The Fortress FT05 can hold only two 3.5" devices, in a plastic cage located at the rear of the system. Simply sliding the two 3.5" drives into the cage works, but there are screw holes for a more secure installation as well. If no 3.5" drives are present, the cage can be removed to increase the internal volume of the case and to enlarge the clearance of the PSU.
There is a little extra space at the rear of the motherboard tray reserved for two 2.5" devices and for the routing of cables. If both 2.5" devices are installed, there is very little space left for cables. With virtually no clearance between the drives and the side panel, the routing of the cables becomes a small nightmare. The plastic compartment to the left of the motherboard tray is for the slim slot-loading drive, should the user decides to install one.
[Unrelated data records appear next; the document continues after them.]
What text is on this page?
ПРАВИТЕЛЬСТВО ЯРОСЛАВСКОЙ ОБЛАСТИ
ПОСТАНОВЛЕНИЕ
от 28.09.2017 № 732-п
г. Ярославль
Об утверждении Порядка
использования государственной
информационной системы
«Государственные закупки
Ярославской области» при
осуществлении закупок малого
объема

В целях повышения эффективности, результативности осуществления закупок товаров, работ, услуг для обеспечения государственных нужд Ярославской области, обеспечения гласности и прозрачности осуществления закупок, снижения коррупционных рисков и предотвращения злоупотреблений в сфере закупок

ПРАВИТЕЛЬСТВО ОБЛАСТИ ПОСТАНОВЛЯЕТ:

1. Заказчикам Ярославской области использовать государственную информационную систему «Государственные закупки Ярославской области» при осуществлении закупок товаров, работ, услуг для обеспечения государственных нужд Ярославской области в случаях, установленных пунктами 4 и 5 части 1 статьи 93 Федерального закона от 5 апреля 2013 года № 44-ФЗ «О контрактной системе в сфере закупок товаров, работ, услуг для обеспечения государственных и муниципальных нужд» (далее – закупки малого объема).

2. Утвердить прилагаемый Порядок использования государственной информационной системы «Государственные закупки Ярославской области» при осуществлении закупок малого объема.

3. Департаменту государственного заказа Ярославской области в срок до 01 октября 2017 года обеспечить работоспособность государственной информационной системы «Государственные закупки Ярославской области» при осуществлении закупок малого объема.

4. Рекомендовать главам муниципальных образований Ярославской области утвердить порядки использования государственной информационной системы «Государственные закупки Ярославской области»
It will have to be removed if a CPU cooler needs to be installed with the motherboard inside the case.
The PSU compartment is at the upper rear side of the case and the PSU is installed with its exhaust facing upwards. PSUs up to 170mm long may fit, limiting the possible choices to low and medium power models, but these ought to be more than sufficient for the systems that can painlessly fit inside the Fortress FT05. Since the space is very limiting, we initially tried to install a SilverStone SX600-G, a 600W SFX modular PSU. It comes with an ATX adapter and it seemed like a good choice for such a case, but the cables of the PSU were far too short to be of use, as the distance between the PSU area and across the length of an ATX motherboard proved too great. We installed the usual PSU that we are using for our case reviews instead, the Corsair AX760i with the red cable set, for visual contrast. The PSU fit very tightly and it is all but impossible to install/remove modular cables once the PSU is in. We strongly recommend using a PSU up to 150-155mm long maximum with the Fortress FT05. SilverStone's Strider Gold S 550W and 650W units are just 140mm long and should be a very good fit.
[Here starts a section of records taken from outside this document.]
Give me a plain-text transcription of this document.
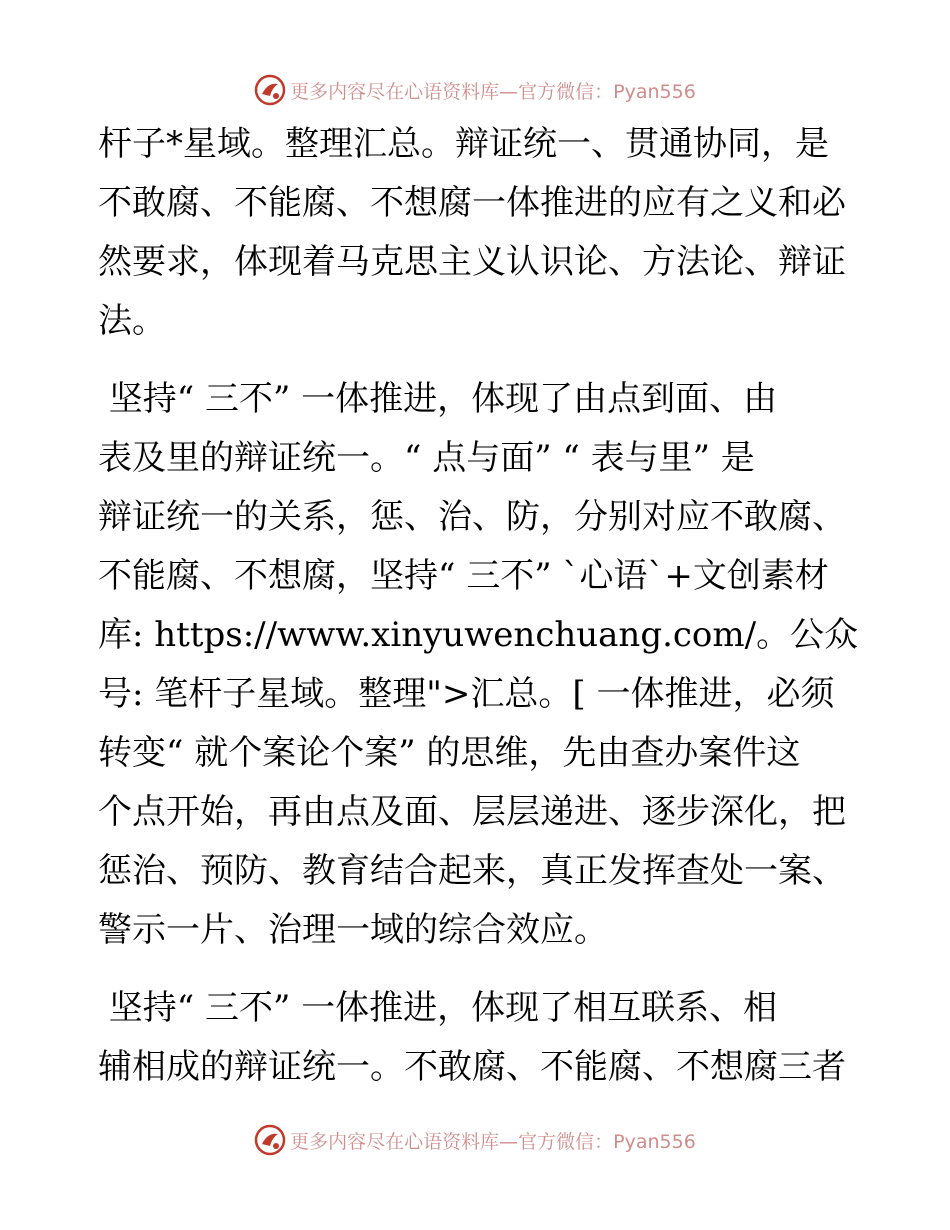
更多内容尽在心语资料库—官方微信：Pyan556
杆子*星域。整理汇总。辩证统一、贯通协同，是
不敢腐、不能腐、不想腐一体推进的应有之义和必
然要求，体现着马克思主义认识论、方法论、辩证
法。
坚持“ 三不” 一体推进，体现了由点到面、由
表及里的辩证统一。“ 点与面” “ 表与里” 是
辩证统一的关系，惩、治、防，分别对应不敢腐、
不能腐、不想腐，坚持“ 三不” `心语`+文创素材
库: https://www.xinyuwenchuang.com/。公众
号: 笔杆子星域。整理">汇总。[ 一体推进，必须
转变“ 就个案论个案” 的思维，先由查办案件这
个点开始，再由点及面、层层递进、逐步深化，把
惩治、预防、教育结合起来，真正发挥查处一案、
警示一片、治理一域的综合效应。
坚持“ 三不” 一体推进，体现了相互联系、相
辅相成的辩证统一。不敢腐、不能腐、不想腐三者
更多内容尽在心语资料库—官方微信：Pyan556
Even with just one GPU installed, the interior of the Fortress FT05 appears overly tight and cramped. There are very few cable pathways and most are bound to be routed right in front of the intake fans. There is also no opening for the CPU power cable (or, to be exact, the opening is far too small) and the cable needs to go across the motherboard in order to reach the connector. Graphics cards up to 310mm can fit, which covers most cards but rules very high performance models and dual GPU implementations, which are not exactly intended to be installed in such a confined case. Multiple graphics cards can also be installed but it is no coincidence that only a single larger opening for the PCI Express power cables exists. This case is not intended to be used as the home of a multi-GPU gaming monster, it has been primarily designed to hold a normal ATX motherboard and up to a single good graphics card.
The routing of the cables from the rear of the motherboard tray is difficult, as there is very little space when even a single 2.5" drive has been installed. There is also the possibility of damaged cables from the sharp edges of the motherboard tray, so bundling the cables and then pressing the side panel hard until it closes is not a particularly wise idea.